A: The term “rotator cuff” refers to a collection of four tendons that join the four shoulder muscles (Supraspinatus, Subscapularis, Infraspinatus and Teres Minor) to the upper arm. Tendons are stringy tissues that attach muscle to bone.

Q: What can cause a rotator cuff injury?

A: A Rotator cuff injury can be caused as a result of a trauma to the shoulder such as falling on the arm, and it can also be a result of wear and tear on the tendons over the years.  If you participate in a sport that needs you to constantly move your arm over your head, such as tennis, swimming or baseball, you may be more likely to eventually develop a rotator cuff injury.

Q: How a rotator cuff injury is diagnosed?

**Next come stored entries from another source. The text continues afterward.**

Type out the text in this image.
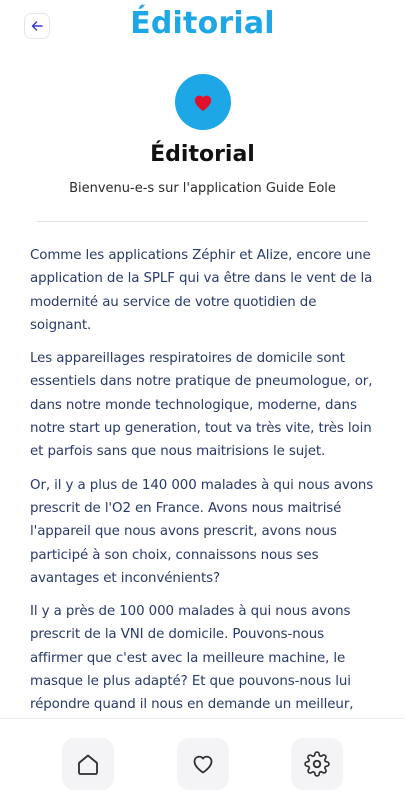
Éditorial
Éditorial
Bienvenu-e-s sur l'application Guide Eole

Comme les applications Zéphir et Alize, encore une application de la SPLF qui va être dans le vent de la modernité au service de votre quotidien de soignant.

Les appareillages respiratoires de domicile sont essentiels dans notre pratique de pneumologue, or, dans notre monde technologique, moderne, dans notre start up generation, tout va très vite, très loin et parfois sans que nous maitrisions le sujet.

Or, il y a plus de 140 000 malades à qui nous avons prescrit de l'O2 en France. Avons nous maitrisé l'appareil que nous avons prescrit, avons nous participé à son choix, connaissons nous ses avantages et inconvénients?

Il y a près de 100 000 malades à qui nous avons prescrit de la VNI de domicile. Pouvons-nous affirmer que c'est avec la meilleure machine, le masque le plus adapté? Et que pouvons-nous lui répondre quand il nous en demande un meilleur,
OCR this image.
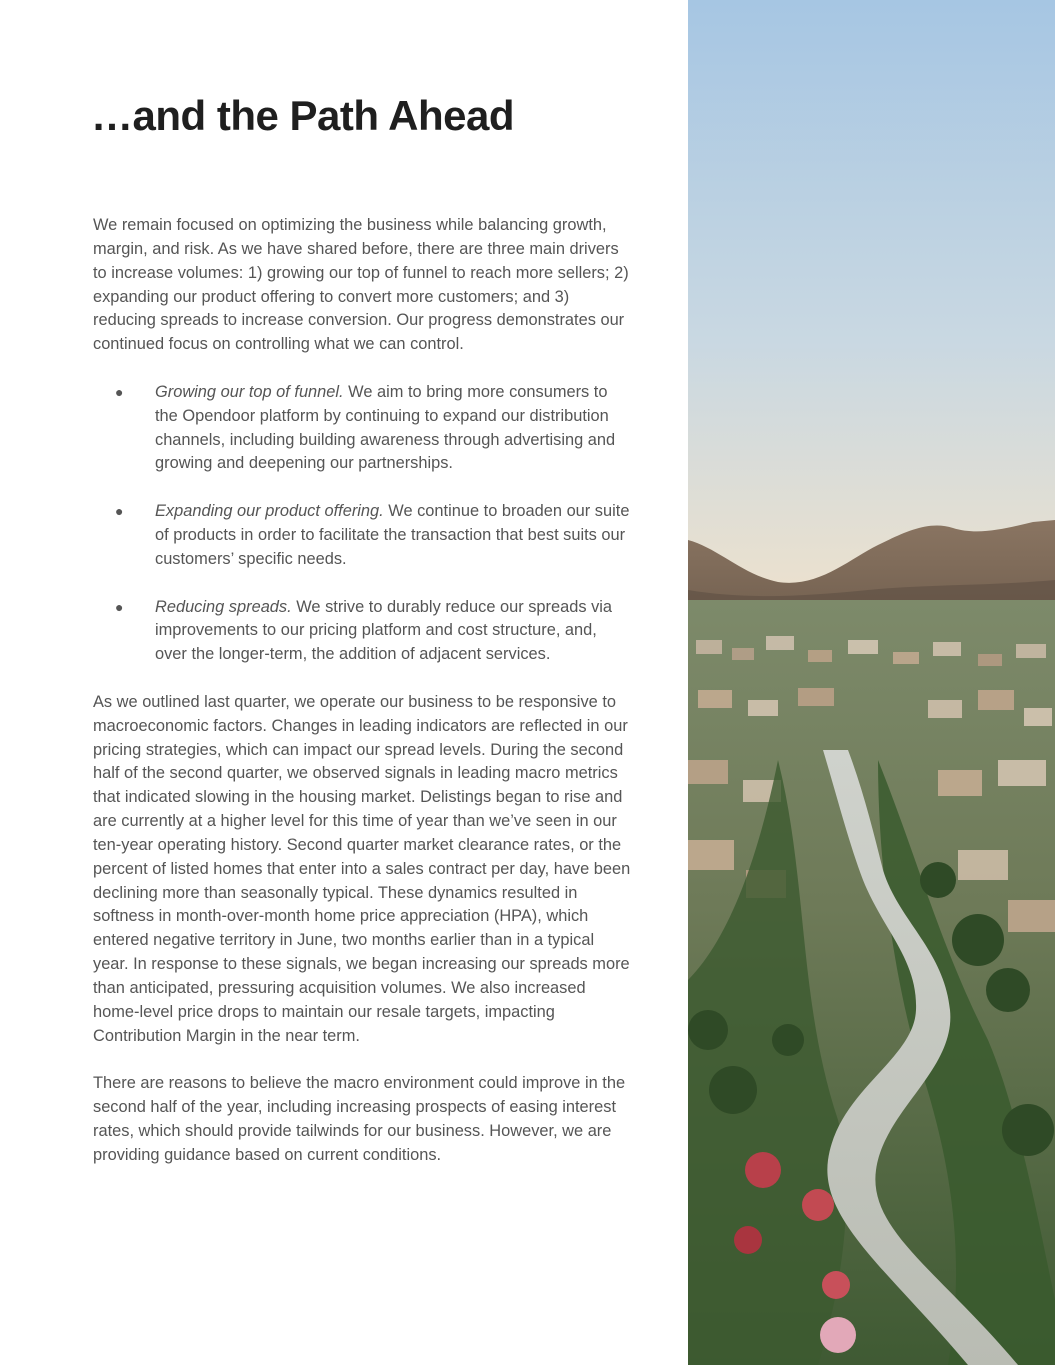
…and the Path Ahead

We remain focused on optimizing the business while balancing growth, margin, and risk. As we have shared before, there are three main drivers to increase volumes: 1) growing our top of funnel to reach more sellers; 2) expanding our product offering to convert more customers; and 3) reducing spreads to increase conversion. Our progress demonstrates our continued focus on controlling what we can control.

● Growing our top of funnel. We aim to bring more consumers to the Opendoor platform by continuing to expand our distribution channels, including building awareness through advertising and growing and deepening our partnerships.
● Expanding our product offering. We continue to broaden our suite of products in order to facilitate the transaction that best suits our customers’ specific needs.
● Reducing spreads. We strive to durably reduce our spreads via improvements to our pricing platform and cost structure, and, over the longer-term, the addition of adjacent services.

As we outlined last quarter, we operate our business to be responsive to macroeconomic factors. Changes in leading indicators are reflected in our pricing strategies, which can impact our spread levels. During the second half of the second quarter, we observed signals in leading macro metrics that indicated slowing in the housing market. Delistings began to rise and are currently at a higher level for this time of year than we’ve seen in our ten-year operating history. Second quarter market clearance rates, or the percent of listed homes that enter into a sales contract per day, have been declining more than seasonally typical. These dynamics resulted in softness in month-over-month home price appreciation (HPA), which entered negative territory in June, two months earlier than in a typical year. In response to these signals, we began increasing our spreads more than anticipated, pressuring acquisition volumes. We also increased home-level price drops to maintain our resale targets, impacting Contribution Margin in the near term.

There are reasons to believe the macro environment could improve in the second half of the year, including increasing prospects of easing interest rates, which should provide tailwinds for our business. However, we are providing guidance based on current conditions.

A: There are several ways to diagnose a rotator cuff injury: x-ray, MRI scan or an ultrasound. Both MRI and ultrasound can indicate on a tear much better than x-ray, and so even if the x-ray results turned out okay, it is possible that there is still a problem with the shoulder.

Q: How is a rotator cuff injury treated?

A: there are several ways to treat a rotator cuff injury: there are OTC or anti-inflammatory medications, physical therapy, ultrasound treatment and exercises for rotator cuff to strengthen the shoulder. In order not to cause yourself any damage consult your doctor before starting any treatment.

Q: When is it recommended to have a rotator cuff surgery?

A: A surgery is usually recommended if you have a torn tendon and non-surgical treatment didn’t help recover your shoulder. It can also be recommended if a tear in your tendon is affecting your lifestyle.

Q: Can I cause further damage if I keep using the injured rotator cuff?

A: Rotator cuff tear enlarge or get bigger over time. This can happen with cyclic use or a re-injury. It is common for patients with known rotator cuff disease to have acute pain and weakness following a minor injury. This likely represents extension of an existing tear.

Q: Can a rotator cuff tear be healed or strengthened without surgery?

A: A torn tendon cannot be cured without surgery, yet most tears can be taking care of non-surgically. The purpose of the treatment is to relieve the pain and to restore the shoulder its strength.